Toward these sustainability, efficiency, and affordability goals, a class was set up at the University of Illinois School of Architecture to examine these ideas within the context of a Habitat for Humanity home. The central ideas are to embrace holistic, sustainable design ideas in an affordable, easy to construct residence and participate in it’s construction.
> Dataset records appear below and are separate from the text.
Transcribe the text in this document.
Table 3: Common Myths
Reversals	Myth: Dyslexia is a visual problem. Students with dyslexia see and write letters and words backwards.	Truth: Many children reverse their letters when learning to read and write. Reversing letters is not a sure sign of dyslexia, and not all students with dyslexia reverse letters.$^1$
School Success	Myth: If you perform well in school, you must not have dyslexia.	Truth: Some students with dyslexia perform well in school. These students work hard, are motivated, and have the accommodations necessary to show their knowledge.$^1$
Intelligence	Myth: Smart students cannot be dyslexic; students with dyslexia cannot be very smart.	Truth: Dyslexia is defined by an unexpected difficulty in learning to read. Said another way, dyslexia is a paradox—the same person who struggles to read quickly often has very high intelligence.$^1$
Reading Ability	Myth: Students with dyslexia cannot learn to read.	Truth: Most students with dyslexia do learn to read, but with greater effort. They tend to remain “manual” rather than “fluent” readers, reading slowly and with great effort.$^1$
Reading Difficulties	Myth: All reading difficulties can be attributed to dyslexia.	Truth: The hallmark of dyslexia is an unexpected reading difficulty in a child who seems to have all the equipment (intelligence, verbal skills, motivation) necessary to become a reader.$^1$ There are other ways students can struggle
One of the unique characteristics, and the focal point of this house are the insulated concrete forms, (ICF’s). ICF’s are walls constructed of concrete but the forms are left in place to serve as a continuous insulation and sound barrier to reduce energy loss and infiltration. The major advantages or this construction type are:

  • Superior insulation

  • High thermal mass      

  • Low infiltration

  • Less energy to operate

  • Low maintenance due to it’s durability

  • Versatile construction

  • Quick paybacks in energy savings

With the use of ICF’s, there is a 25% to 50% energy savings as compared with that of wood or steel framed homes. The paybacks in energy savings are estimated to be within five years.

DESIGN DETAILS

This house was designed to affordable, sustainable, and accessible. By using a split-level design, the footprint of the building was reduced to 900 square feet, thus allowing the plan to become more interchangeable in it’s orientation on the lot. Depending on the location, site orientation, and other environmental conditions, the house can vary to become as efficient as possible. This plan consists of a split-level, four bedroom and one and a half bath. The total livable area is 1276 square feet. The entry, living room and kitchen all sit above the crawl space while the bedrooms are part of the split level. The house is visitable, which means it has an accessible entrance, living room, kitchen and bathroom.